Dès 2013, Dove avait initié la tendance avec la campagne «Real Beauty», montrant des femmes se dévalorisant systématiquement en parlant de leur physique. Vite suivi par le «Like a Girl», des protections périodiques Always, dénonçant l’insulte nichée derrière l’expression «fait comme une fille».

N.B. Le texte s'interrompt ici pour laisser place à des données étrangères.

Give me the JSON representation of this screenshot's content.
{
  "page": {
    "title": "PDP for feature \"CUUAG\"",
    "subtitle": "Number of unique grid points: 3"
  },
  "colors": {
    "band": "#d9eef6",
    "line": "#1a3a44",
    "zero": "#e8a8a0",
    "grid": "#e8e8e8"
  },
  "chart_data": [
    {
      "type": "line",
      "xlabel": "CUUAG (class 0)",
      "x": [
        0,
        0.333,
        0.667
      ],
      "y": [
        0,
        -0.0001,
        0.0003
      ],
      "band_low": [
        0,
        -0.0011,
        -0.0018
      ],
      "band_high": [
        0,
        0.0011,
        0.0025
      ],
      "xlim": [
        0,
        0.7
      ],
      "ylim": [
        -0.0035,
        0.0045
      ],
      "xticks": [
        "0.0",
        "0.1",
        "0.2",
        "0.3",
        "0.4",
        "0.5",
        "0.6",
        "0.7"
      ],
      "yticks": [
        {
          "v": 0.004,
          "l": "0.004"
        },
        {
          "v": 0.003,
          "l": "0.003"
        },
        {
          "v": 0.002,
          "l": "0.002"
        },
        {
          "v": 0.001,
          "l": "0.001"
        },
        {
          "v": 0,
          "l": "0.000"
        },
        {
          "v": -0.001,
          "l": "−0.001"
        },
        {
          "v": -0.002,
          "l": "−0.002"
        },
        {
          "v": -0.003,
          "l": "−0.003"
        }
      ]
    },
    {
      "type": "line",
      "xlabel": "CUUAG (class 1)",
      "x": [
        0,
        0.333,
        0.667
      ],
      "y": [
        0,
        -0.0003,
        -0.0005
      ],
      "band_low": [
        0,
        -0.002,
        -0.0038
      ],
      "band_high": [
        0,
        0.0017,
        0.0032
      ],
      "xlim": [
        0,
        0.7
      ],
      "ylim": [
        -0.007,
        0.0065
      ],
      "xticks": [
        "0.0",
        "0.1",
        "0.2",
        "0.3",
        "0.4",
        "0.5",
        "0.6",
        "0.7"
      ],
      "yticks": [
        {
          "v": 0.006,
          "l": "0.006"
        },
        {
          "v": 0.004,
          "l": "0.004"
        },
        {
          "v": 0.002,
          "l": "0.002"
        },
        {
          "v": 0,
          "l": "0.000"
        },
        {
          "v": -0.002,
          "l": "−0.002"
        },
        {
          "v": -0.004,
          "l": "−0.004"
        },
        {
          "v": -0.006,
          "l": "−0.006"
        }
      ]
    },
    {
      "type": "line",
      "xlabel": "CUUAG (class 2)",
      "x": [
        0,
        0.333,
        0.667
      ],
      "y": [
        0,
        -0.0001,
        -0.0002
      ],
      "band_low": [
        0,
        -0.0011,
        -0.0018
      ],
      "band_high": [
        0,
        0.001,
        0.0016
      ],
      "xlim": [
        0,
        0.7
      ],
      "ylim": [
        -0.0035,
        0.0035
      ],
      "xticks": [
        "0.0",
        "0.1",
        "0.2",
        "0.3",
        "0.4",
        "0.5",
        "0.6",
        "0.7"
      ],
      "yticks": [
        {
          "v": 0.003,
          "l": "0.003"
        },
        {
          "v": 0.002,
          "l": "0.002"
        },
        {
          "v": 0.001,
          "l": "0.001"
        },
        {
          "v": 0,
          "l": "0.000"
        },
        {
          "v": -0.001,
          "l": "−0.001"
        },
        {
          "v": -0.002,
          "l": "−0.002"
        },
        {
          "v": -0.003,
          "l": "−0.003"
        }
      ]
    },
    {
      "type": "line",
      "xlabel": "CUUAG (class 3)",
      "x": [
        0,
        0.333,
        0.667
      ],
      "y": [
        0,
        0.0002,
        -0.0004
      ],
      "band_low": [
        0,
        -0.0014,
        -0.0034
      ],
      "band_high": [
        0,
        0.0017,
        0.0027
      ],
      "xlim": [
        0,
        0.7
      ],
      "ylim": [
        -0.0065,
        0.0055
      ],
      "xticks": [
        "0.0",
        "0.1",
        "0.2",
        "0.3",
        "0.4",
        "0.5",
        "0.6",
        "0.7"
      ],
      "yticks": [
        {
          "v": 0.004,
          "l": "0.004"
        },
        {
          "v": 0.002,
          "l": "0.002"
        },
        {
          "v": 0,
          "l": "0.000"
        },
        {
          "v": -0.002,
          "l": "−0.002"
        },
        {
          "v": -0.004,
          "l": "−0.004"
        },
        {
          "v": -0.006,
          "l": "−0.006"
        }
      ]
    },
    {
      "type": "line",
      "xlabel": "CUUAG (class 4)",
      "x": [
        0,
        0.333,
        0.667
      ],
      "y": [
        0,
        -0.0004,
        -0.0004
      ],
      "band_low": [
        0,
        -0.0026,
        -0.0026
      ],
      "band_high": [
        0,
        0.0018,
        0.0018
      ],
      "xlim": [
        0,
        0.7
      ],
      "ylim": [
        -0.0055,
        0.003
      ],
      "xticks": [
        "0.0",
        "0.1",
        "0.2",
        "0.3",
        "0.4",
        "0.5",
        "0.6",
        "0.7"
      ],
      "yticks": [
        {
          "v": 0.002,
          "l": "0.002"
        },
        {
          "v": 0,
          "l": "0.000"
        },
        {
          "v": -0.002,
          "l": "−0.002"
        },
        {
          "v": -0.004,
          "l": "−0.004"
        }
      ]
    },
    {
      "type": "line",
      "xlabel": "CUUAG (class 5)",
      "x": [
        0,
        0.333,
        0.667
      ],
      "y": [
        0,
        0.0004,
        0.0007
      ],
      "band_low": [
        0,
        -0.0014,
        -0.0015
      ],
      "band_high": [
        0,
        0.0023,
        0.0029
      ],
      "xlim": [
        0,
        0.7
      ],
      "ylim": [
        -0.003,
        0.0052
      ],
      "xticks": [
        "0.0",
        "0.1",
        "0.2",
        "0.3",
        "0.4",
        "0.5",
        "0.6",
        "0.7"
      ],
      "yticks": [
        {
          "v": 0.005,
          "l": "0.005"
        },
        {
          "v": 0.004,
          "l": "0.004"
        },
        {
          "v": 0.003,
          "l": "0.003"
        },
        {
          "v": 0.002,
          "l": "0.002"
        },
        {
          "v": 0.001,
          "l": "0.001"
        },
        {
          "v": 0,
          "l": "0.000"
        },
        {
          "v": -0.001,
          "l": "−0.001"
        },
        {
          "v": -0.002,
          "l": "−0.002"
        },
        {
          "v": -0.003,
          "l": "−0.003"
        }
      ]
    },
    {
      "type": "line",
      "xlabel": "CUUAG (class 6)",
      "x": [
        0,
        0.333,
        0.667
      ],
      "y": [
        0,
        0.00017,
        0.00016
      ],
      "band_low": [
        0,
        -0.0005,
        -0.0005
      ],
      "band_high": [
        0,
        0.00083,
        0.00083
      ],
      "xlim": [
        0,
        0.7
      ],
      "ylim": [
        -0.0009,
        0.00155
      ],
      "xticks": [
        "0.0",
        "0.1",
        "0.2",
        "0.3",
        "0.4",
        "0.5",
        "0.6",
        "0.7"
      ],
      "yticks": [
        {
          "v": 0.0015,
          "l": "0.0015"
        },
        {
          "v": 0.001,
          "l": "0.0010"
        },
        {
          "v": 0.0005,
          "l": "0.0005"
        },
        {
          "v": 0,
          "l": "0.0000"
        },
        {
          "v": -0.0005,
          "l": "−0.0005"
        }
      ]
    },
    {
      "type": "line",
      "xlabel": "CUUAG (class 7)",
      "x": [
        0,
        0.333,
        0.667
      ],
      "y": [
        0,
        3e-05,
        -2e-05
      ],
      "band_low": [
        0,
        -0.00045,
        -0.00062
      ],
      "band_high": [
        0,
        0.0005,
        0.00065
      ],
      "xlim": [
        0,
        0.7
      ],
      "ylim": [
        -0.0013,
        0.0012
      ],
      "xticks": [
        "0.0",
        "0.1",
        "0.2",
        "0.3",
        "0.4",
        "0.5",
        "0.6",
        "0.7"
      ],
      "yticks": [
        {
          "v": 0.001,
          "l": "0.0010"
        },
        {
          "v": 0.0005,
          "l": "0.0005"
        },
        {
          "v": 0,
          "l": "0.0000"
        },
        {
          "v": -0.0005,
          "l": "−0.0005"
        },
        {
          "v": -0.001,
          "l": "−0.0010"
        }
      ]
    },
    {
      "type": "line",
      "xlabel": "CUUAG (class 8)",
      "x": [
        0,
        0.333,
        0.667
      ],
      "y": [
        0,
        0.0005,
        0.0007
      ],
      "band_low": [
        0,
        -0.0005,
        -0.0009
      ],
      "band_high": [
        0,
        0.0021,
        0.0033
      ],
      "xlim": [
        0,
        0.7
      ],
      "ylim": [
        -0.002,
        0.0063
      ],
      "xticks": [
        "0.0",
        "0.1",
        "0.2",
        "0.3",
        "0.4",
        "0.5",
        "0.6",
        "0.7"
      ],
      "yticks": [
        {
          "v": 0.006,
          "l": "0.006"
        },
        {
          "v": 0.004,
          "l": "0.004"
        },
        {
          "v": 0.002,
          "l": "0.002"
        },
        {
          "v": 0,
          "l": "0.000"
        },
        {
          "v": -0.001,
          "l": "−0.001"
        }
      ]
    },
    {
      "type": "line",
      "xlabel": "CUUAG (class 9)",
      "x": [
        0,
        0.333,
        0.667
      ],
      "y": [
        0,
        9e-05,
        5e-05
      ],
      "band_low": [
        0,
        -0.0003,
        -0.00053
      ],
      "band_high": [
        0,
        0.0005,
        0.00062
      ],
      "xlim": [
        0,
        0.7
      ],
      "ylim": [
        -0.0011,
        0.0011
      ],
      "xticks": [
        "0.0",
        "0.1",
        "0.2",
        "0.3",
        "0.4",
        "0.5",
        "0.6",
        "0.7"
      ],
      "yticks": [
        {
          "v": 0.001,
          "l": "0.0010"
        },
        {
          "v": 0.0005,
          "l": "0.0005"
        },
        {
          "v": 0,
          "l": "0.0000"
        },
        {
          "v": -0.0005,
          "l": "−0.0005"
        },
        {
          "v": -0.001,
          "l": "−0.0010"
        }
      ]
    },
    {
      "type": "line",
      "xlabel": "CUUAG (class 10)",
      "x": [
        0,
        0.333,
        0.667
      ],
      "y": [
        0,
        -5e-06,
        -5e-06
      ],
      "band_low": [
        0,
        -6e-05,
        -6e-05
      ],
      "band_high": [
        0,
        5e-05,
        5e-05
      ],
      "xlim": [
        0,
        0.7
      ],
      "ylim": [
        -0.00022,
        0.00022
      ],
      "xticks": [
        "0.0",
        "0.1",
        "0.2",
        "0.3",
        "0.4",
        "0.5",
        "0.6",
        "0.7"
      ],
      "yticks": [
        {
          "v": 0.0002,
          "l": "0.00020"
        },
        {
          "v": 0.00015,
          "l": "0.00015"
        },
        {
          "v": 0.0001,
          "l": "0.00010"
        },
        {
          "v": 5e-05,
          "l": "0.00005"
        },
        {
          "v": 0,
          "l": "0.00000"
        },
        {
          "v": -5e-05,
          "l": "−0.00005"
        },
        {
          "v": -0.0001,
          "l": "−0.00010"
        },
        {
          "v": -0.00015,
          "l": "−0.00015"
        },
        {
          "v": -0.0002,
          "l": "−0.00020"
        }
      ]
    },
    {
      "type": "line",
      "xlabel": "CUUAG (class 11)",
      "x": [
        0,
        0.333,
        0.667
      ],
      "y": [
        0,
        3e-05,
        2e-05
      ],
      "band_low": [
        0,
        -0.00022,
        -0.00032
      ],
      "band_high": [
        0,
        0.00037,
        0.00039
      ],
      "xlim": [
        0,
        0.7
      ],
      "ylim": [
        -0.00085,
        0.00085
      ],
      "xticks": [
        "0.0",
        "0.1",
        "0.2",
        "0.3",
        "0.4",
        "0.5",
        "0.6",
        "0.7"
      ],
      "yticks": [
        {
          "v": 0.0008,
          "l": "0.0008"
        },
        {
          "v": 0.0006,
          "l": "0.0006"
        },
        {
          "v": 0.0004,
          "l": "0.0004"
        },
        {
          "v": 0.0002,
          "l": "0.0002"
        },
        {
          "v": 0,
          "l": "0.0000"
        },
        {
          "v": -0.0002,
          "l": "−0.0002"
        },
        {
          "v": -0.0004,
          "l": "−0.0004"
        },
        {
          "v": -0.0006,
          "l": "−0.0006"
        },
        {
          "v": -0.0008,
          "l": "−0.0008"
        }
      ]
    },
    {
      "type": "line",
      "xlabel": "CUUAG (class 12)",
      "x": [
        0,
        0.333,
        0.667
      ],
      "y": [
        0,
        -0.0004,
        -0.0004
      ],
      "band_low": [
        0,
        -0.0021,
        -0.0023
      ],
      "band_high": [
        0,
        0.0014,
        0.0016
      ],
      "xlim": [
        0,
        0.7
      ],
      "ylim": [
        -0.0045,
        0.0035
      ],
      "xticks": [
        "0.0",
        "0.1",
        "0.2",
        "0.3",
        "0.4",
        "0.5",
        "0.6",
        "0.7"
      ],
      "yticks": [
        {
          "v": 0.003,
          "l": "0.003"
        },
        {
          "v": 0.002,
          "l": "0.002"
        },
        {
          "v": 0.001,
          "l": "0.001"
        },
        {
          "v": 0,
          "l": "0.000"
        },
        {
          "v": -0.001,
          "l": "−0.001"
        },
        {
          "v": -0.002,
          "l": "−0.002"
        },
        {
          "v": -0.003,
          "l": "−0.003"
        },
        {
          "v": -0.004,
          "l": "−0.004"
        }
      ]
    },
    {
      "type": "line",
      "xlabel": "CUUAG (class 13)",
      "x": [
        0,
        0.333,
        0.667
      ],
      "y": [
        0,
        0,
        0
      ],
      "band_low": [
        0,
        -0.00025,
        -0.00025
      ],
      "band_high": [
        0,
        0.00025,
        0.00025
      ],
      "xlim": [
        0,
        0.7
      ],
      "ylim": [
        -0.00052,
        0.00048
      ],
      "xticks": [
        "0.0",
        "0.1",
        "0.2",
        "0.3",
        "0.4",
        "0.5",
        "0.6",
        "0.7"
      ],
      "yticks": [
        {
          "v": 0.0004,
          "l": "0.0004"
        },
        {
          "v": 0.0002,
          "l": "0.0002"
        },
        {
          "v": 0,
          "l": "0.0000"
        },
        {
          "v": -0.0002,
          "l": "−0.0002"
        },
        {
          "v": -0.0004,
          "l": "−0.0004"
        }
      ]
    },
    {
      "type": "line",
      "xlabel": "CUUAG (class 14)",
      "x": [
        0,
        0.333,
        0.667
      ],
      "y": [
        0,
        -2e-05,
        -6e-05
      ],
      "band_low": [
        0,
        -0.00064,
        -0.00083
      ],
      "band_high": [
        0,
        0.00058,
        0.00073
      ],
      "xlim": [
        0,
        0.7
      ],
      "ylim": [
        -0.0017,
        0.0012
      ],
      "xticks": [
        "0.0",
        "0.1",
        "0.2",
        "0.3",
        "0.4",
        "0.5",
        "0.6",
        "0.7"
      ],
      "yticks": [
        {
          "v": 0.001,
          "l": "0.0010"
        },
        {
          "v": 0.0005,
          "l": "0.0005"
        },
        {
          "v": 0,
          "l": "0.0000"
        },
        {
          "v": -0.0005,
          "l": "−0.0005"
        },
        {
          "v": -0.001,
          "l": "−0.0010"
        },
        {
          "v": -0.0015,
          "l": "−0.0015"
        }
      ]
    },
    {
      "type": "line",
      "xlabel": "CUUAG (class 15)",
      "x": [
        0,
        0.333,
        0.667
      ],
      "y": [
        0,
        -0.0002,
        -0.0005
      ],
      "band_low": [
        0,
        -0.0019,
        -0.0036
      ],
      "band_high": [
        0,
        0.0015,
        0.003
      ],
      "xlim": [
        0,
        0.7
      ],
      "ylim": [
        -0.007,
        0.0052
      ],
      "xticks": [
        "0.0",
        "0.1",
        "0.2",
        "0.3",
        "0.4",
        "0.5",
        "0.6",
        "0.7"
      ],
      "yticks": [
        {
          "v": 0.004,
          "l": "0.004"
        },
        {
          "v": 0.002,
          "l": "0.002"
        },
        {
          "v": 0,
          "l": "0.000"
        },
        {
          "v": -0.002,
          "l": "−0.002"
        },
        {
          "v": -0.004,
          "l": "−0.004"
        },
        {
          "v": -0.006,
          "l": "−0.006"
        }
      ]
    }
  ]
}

A présent, les pubs «féministes» ont même gagné des récompenses, les #Femvertising Awards, attribués depuis deux ans par le groupe de média digital américain SheKnows Media. Au palmarès de septembre dernier, dans la catégorie «impact social», la corrosive campagne #WomenNotObjects (femmes, pas objets), un inventaire de la façon dont les femmes sont encore et toujours dégradées sexuellement pour vendre tout et n’importe quoi, jusqu’à des hamburgers.
Même l’Inde se met au femvertising, notamment via la campagne «Da Da Ding», de Nike, qui présente des sportives émancipées (mais aucune avec de la cellulite) dans un pays aux traditions patriarcales fortement ancrées… «Les millenials chamboulent les codes et ringardisent le marketing «genré», ce fameux rose pour les filles et bleu pour les garçons, analyse Serge Carreira, maître de conférences à Sciences-Po Paris. Ils veulent qu’on leur parle de leur vrai mode de vie, et de leurs aspirations, avec des références qui sortent enfin des clichés, comme lorsque la marque de cosmétiques de grande distribution Maybelline prend pour égérie Manny Gutierrez, un youtubeur masculin américain qui fait des tutos de maquillage.»
Inverser les rôles
La «ménagère de moins de 50 ans» est à ce point moribonde, d’ailleurs, que les pros du marketing lui ont trouvé un nouveau surnom: «responsable principale des achats»… parce que oui, c’est toujours madame qui achète à 66% le papier toilette du foyer (contre 33% des hommes), mais plus pour longtemps. Fin avril, la marque d’électroménager Indesit a diffusé un spot dénonçant ce double travail des femmes, qui restent 73% à assurer les tâches domestiques, alors qu’elles turbinent autant que les hommes au bureau. Baptisé «Do it together» (faites-le ensemble), la pub inverse les rôles en montrant le quotidien d’un homme qui gère tout dans la maison (petit déjeuner, lessive, repassage, sortie d’école, courses, bain des enfants, jeu, dîner), pendant que sa femme lit le journal ou reste pendue au téléphone. Bien sûr, les deux ont un emploi…
«L’élection du très misogyne Donald Trump a servi de détonateur, et permis une affirmation encore plus forte de certaines valeurs, avec une sensibilité épidermique qui prend la pub comme symptôme des maux de la société», poursuit Serge Carreira. Les hommes sont d’ailleurs intégrés aux slogans émancipateurs. Dans sa nouvelle campagne «Is it Ok?», la marque de déodorant Axe, d’Unilever, demande: «Est-ce ok pour les garçons d’être maigre, de ne pas aimer le sport, d’être vierge, d’avoir des expériences avec d’autres garçons, de porter du rose?»… La réponse est oui, évidemment. Jusque-là, les déos étaient surtout connus pour montrer de belles plantes tombant comme des mouches sous les effluves musqués de mâles carrossés.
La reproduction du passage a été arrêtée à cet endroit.